OK, so what to do? I could create two different versions of the defcstruct, one which works with MPICH1.2 and the other for MPICH, and then use conditional compilation (e.g., #+MPICH1 #+MPICH2...). The problem with that solution is that if the C definition of MPI_Status changes yet again in a future MPICH release, then we are back to square one.

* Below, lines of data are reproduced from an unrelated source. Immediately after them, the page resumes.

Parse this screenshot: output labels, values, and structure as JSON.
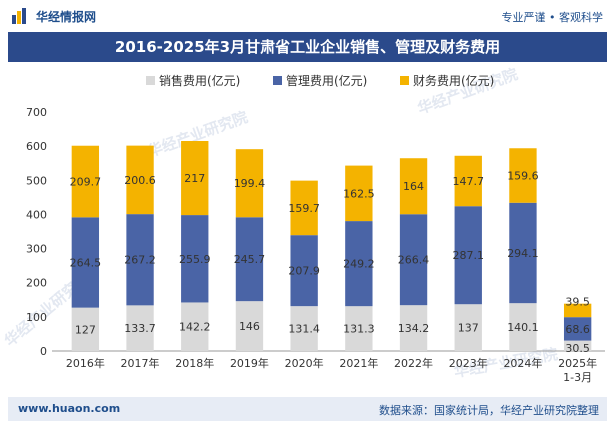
{
  "header": {
    "brand": "华经情报网",
    "tagline": "专业严谨 • 客观科学",
    "title": "2016-2025年3月甘肃省工业企业销售、管理及财务费用"
  },
  "watermark": "华经产业研究院",
  "footer": {
    "url": "www.huaon.com",
    "source": "数据来源：国家统计局，华经产业研究院整理"
  },
  "colors": {
    "sales": "#d9d9d9",
    "management": "#4a64a6",
    "finance": "#f4b300",
    "title_bg": "#2b4a8b"
  },
  "chart_data": {
    "type": "bar",
    "stacked": true,
    "title": "2016-2025年3月甘肃省工业企业销售、管理及财务费用",
    "categories": [
      "2016年",
      "2017年",
      "2018年",
      "2019年",
      "2020年",
      "2021年",
      "2022年",
      "2023年",
      "2024年",
      "2025年 1-3月"
    ],
    "series": [
      {
        "name": "销售费用(亿元)",
        "values": [
          127,
          133.7,
          142.2,
          146,
          131.4,
          131.3,
          134.2,
          137,
          140.1,
          30.5
        ]
      },
      {
        "name": "管理费用(亿元)",
        "values": [
          264.5,
          267.2,
          255.9,
          245.7,
          207.9,
          249.2,
          266.4,
          287.1,
          294.1,
          68.6
        ]
      },
      {
        "name": "财务费用(亿元)",
        "values": [
          209.7,
          200.6,
          217,
          199.4,
          159.7,
          162.5,
          164,
          147.7,
          159.6,
          39.5
        ]
      }
    ],
    "ylim": [
      0,
      700
    ],
    "yticks": [
      0,
      100,
      200,
      300,
      400,
      500,
      600,
      700
    ],
    "xlabel": "",
    "ylabel": "",
    "legend": "top-center"
  }
}
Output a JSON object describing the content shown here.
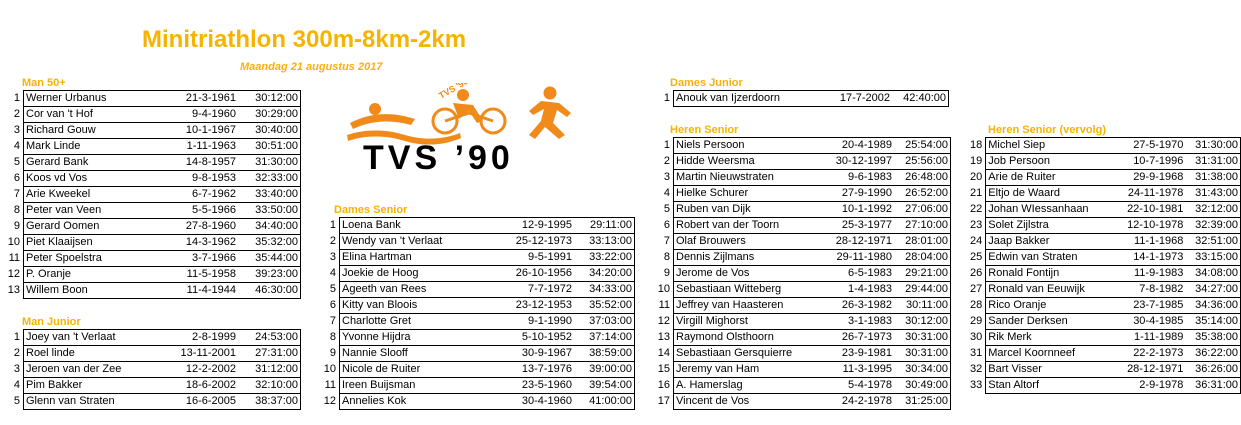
{
  "header": {
    "title": "Minitriathlon 300m-8km-2km",
    "subtitle": "Maandag 21 augustus 2017"
  },
  "logo": {
    "text": "TVS ’90",
    "small_text": "TVS '90",
    "color": "#f08a1a"
  },
  "accent_color": "#f6b300",
  "sections": [
    {
      "id": "man50",
      "title": "Man 50+",
      "rows": [
        [
          "1",
          "Werner Urbanus",
          "21-3-1961",
          "30:12:00"
        ],
        [
          "2",
          "Cor van 't Hof",
          "9-4-1960",
          "30:29:00"
        ],
        [
          "3",
          "Richard Gouw",
          "10-1-1967",
          "30:40:00"
        ],
        [
          "4",
          "Mark Linde",
          "1-11-1963",
          "30:51:00"
        ],
        [
          "5",
          "Gerard Bank",
          "14-8-1957",
          "31:30:00"
        ],
        [
          "6",
          "Koos vd Vos",
          "9-8-1953",
          "32:33:00"
        ],
        [
          "7",
          "Arie Kweekel",
          "6-7-1962",
          "33:40:00"
        ],
        [
          "8",
          "Peter van Veen",
          "5-5-1966",
          "33:50:00"
        ],
        [
          "9",
          "Gerard Oomen",
          "27-8-1960",
          "34:40:00"
        ],
        [
          "10",
          "Piet Klaaijsen",
          "14-3-1962",
          "35:32:00"
        ],
        [
          "11",
          "Peter Spoelstra",
          "3-7-1966",
          "35:44:00"
        ],
        [
          "12",
          "P. Oranje",
          "11-5-1958",
          "39:23:00"
        ],
        [
          "13",
          "Willem Boon",
          "11-4-1944",
          "46:30:00"
        ]
      ]
    },
    {
      "id": "manjunior",
      "title": "Man Junior",
      "rows": [
        [
          "1",
          "Joey van 't Verlaat",
          "2-8-1999",
          "24:53:00"
        ],
        [
          "2",
          "Roel linde",
          "13-11-2001",
          "27:31:00"
        ],
        [
          "3",
          "Jeroen van der Zee",
          "12-2-2002",
          "31:12:00"
        ],
        [
          "4",
          "Pim Bakker",
          "18-6-2002",
          "32:10:00"
        ],
        [
          "5",
          "Glenn van Straten",
          "16-6-2005",
          "38:37:00"
        ]
      ]
    },
    {
      "id": "damessenior",
      "title": "Dames Senior",
      "rows": [
        [
          "1",
          "Loena Bank",
          "12-9-1995",
          "29:11:00"
        ],
        [
          "2",
          "Wendy van 't Verlaat",
          "25-12-1973",
          "33:13:00"
        ],
        [
          "3",
          "Elina Hartman",
          "9-5-1991",
          "33:22:00"
        ],
        [
          "4",
          "Joekie de Hoog",
          "26-10-1956",
          "34:20:00"
        ],
        [
          "5",
          "Ageeth van Rees",
          "7-7-1972",
          "34:33:00"
        ],
        [
          "6",
          "Kitty van Bloois",
          "23-12-1953",
          "35:52:00"
        ],
        [
          "7",
          "Charlotte Gret",
          "9-1-1990",
          "37:03:00"
        ],
        [
          "8",
          "Yvonne Hijdra",
          "5-10-1952",
          "37:14:00"
        ],
        [
          "9",
          "Nannie Slooff",
          "30-9-1967",
          "38:59:00"
        ],
        [
          "10",
          "Nicole de Ruiter",
          "13-7-1976",
          "39:00:00"
        ],
        [
          "11",
          "Ireen Buijsman",
          "23-5-1960",
          "39:54:00"
        ],
        [
          "12",
          "Annelies Kok",
          "30-4-1960",
          "41:00:00"
        ]
      ]
    },
    {
      "id": "damesjunior",
      "title": "Dames Junior",
      "rows": [
        [
          "1",
          "Anouk van Ijzerdoorn",
          "17-7-2002",
          "42:40:00"
        ]
      ]
    },
    {
      "id": "herensenior",
      "title": "Heren Senior",
      "rows": [
        [
          "1",
          "Niels Persoon",
          "20-4-1989",
          "25:54:00"
        ],
        [
          "2",
          "Hidde Weersma",
          "30-12-1997",
          "25:56:00"
        ],
        [
          "3",
          "Martin Nieuwstraten",
          "9-6-1983",
          "26:48:00"
        ],
        [
          "4",
          "Hielke Schurer",
          "27-9-1990",
          "26:52:00"
        ],
        [
          "5",
          "Ruben van Dijk",
          "10-1-1992",
          "27:06:00"
        ],
        [
          "6",
          "Robert van der Toorn",
          "25-3-1977",
          "27:10:00"
        ],
        [
          "7",
          "Olaf Brouwers",
          "28-12-1971",
          "28:01:00"
        ],
        [
          "8",
          "Dennis Zijlmans",
          "29-11-1980",
          "28:04:00"
        ],
        [
          "9",
          "Jerome de Vos",
          "6-5-1983",
          "29:21:00"
        ],
        [
          "10",
          "Sebastiaan Witteberg",
          "1-4-1983",
          "29:44:00"
        ],
        [
          "11",
          "Jeffrey van Haasteren",
          "26-3-1982",
          "30:11:00"
        ],
        [
          "12",
          "Virgill Mighorst",
          "3-1-1983",
          "30:12:00"
        ],
        [
          "13",
          "Raymond Olsthoorn",
          "26-7-1973",
          "30:31:00"
        ],
        [
          "14",
          "Sebastiaan Gersquierre",
          "23-9-1981",
          "30:31:00"
        ],
        [
          "15",
          "Jeremy van Ham",
          "11-3-1995",
          "30:34:00"
        ],
        [
          "16",
          "A. Hamerslag",
          "5-4-1978",
          "30:49:00"
        ],
        [
          "17",
          "Vincent de Vos",
          "24-2-1978",
          "31:25:00"
        ]
      ]
    },
    {
      "id": "herenseniorvervolg",
      "title": "Heren Senior (vervolg)",
      "rows": [
        [
          "18",
          "Michel Siep",
          "27-5-1970",
          "31:30:00"
        ],
        [
          "19",
          "Job Persoon",
          "10-7-1996",
          "31:31:00"
        ],
        [
          "20",
          "Arie de Ruiter",
          "29-9-1968",
          "31:38:00"
        ],
        [
          "21",
          "Eltjo de Waard",
          "24-11-1978",
          "31:43:00"
        ],
        [
          "22",
          "Johan WIessanhaan",
          "22-10-1981",
          "32:12:00"
        ],
        [
          "23",
          "Solet Zijlstra",
          "12-10-1978",
          "32:39:00"
        ],
        [
          "24",
          "Jaap Bakker",
          "11-1-1968",
          "32:51:00"
        ],
        [
          "25",
          "Edwin van Straten",
          "14-1-1973",
          "33:15:00"
        ],
        [
          "26",
          "Ronald Fontijn",
          "11-9-1983",
          "34:08:00"
        ],
        [
          "27",
          "Ronald van Eeuwijk",
          "7-8-1982",
          "34:27:00"
        ],
        [
          "28",
          "Rico Oranje",
          "23-7-1985",
          "34:36:00"
        ],
        [
          "29",
          "Sander Derksen",
          "30-4-1985",
          "35:14:00"
        ],
        [
          "30",
          "Rik Merk",
          "1-11-1989",
          "35:38:00"
        ],
        [
          "31",
          "Marcel Koornneef",
          "22-2-1973",
          "36:22:00"
        ],
        [
          "32",
          "Bart Visser",
          "28-12-1971",
          "36:26:00"
        ],
        [
          "33",
          "Stan Altorf",
          "2-9-1978",
          "36:31:00"
        ]
      ]
    }
  ]
}
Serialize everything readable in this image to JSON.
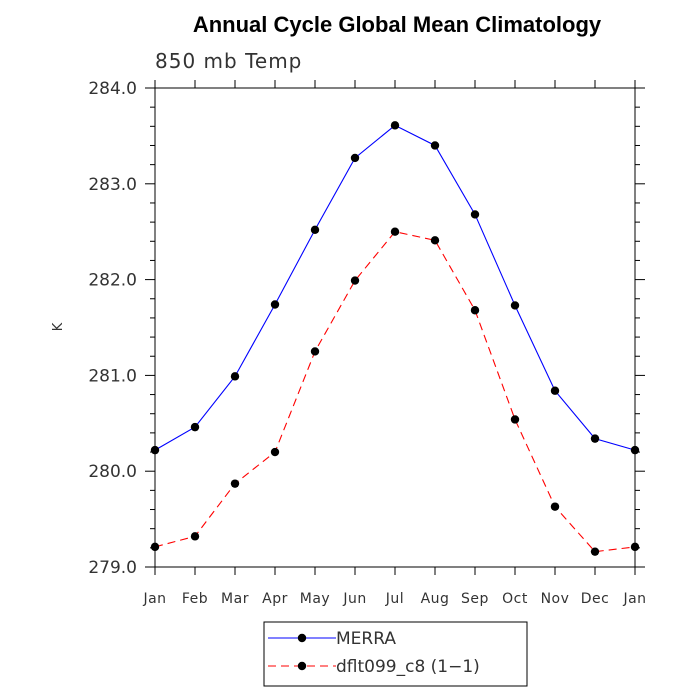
{
  "chart_data": {
    "type": "line",
    "title": "Annual Cycle Global Mean Climatology",
    "subtitle": "850 mb Temp",
    "xlabel": "",
    "ylabel": "K",
    "categories": [
      "Jan",
      "Feb",
      "Mar",
      "Apr",
      "May",
      "Jun",
      "Jul",
      "Aug",
      "Sep",
      "Oct",
      "Nov",
      "Dec",
      "Jan"
    ],
    "ylim": [
      279.0,
      284.0
    ],
    "yticks": [
      279.0,
      280.0,
      281.0,
      282.0,
      283.0,
      284.0
    ],
    "ytick_labels": [
      "279.0",
      "280.0",
      "281.0",
      "282.0",
      "283.0",
      "284.0"
    ],
    "grid": false,
    "legend_position": "bottom",
    "series": [
      {
        "name": "MERRA",
        "color": "#0000ff",
        "line_style": "solid",
        "marker": "circle",
        "values": [
          280.22,
          280.46,
          280.99,
          281.74,
          282.52,
          283.27,
          283.61,
          283.4,
          282.68,
          281.73,
          280.84,
          280.34,
          280.22
        ]
      },
      {
        "name": "dflt099_c8 (1−1)",
        "color": "#ff0000",
        "line_style": "dashed",
        "marker": "circle",
        "values": [
          279.21,
          279.32,
          279.87,
          280.2,
          281.25,
          281.99,
          282.5,
          282.41,
          281.68,
          280.54,
          279.63,
          279.16,
          279.21
        ]
      }
    ]
  }
}
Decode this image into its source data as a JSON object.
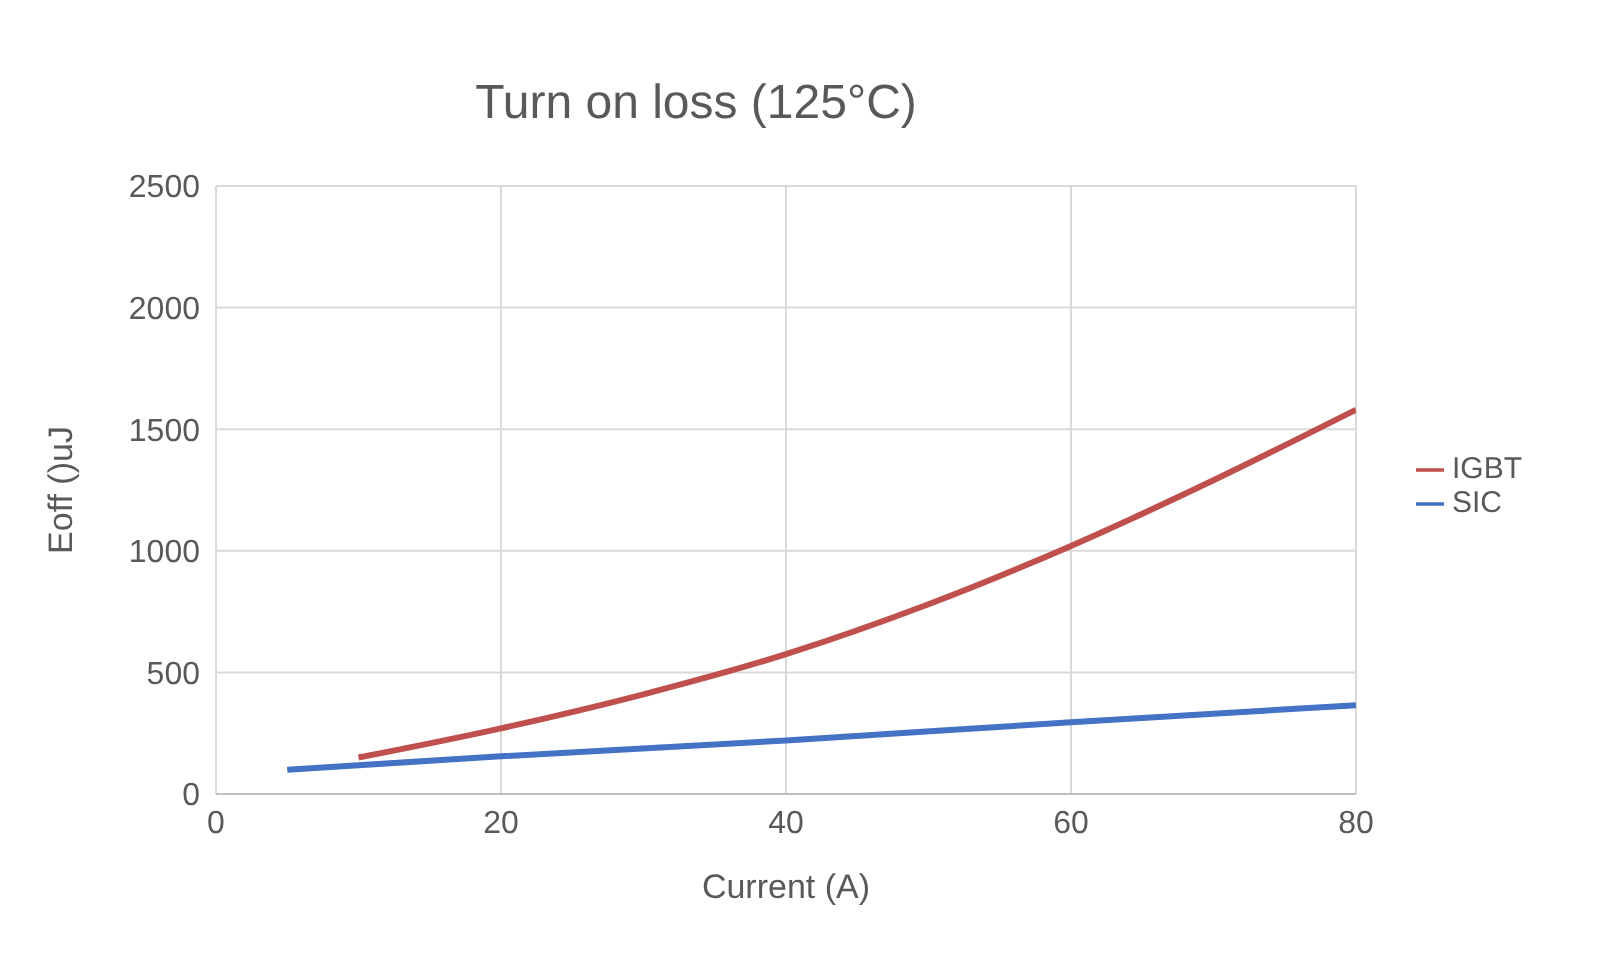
{
  "chart_data": {
    "type": "line",
    "title": "Turn on loss (125°C)",
    "xlabel": "Current (A)",
    "ylabel": "Eoff ()uJ",
    "xlim": [
      0,
      80
    ],
    "xticks": [
      0,
      20,
      40,
      60,
      80
    ],
    "ylim": [
      0,
      2500
    ],
    "yticks": [
      0,
      500,
      1000,
      1500,
      2000,
      2500
    ],
    "grid": true,
    "legend": "right",
    "marker": "none",
    "line_style": "solid",
    "series": [
      {
        "name": "SIC",
        "color": "#4472c4",
        "x": [
          5,
          20,
          40,
          60,
          80
        ],
        "values": [
          100,
          155,
          220,
          295,
          365
        ]
      },
      {
        "name": "IGBT",
        "color": "#c0504d",
        "x": [
          10,
          20,
          30,
          40,
          50,
          60,
          70,
          80
        ],
        "values": [
          150,
          270,
          410,
          575,
          780,
          1020,
          1290,
          1580
        ]
      }
    ]
  }
}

In this case, the solution is to not directly use the defcstruct to create a foreign struct definition. Instead, CFFI-Grovel can be used to automagically generate the correct defcstruct. This is the file I created to use CFFI-Grovel for CL-MPI. Here (Line 47), I add the CFFI-Grovel declaration:

(cstruct MPI_Status "MPI_Status"
 (count "count" :type :int)
 (MPI_SOURCE "MPI_SOURCE" :type :int)
 (MPI_TAG "MPI_TAG" :type :int)
 (MPI_ERROR "MPI_ERROR" :type :int))
This states that I want to use a foreign (C) struct named "MPI_Status", giving it the Lisp name MPI_Status, and that I am interested in 4 integer fields: count, MPI_SOURCE, MPI_TAG, MPI_ERROR. This declaration does not specify anything about the ordering of the slots in the C struct. It also does not say anything about the completeness of this mapping. In other words, the C MPI_Status struct can contain other fields which are not mentioned in this CFFI-grovel cstruct definition. In contrast, the original CFFI defcstruct used above is a more concrete declaration, which completely specifies the memory layout of the C struct we are mapping. The CFFI-Grovel based code does the right thing for both MPICH1.X and the latest MPICH2, and if future versions of MPICH2 change the MPI_Status struct definition by chaning field order or adding fields, no problem. Lesson learned: before directly declaring a foreign object with CFFI, consider whether CFFI-Grovel might be more appropriate. Using CFFI-Grovel is more robust to changes in the library to which we're binding, and if I had done this to begin with, it would have saved me several hours of painful debugging.

Wednesday, May 27, 2009

(format blog-stream "hello world")

This blog will focus on Lisp programming. I'm mostly using Common Lisp for my AI and algorithms research, so entries will be related to issues I run into while I use Lisp for work. Hopefully, these will be useful for others interested in using Lisp for algorithmic research.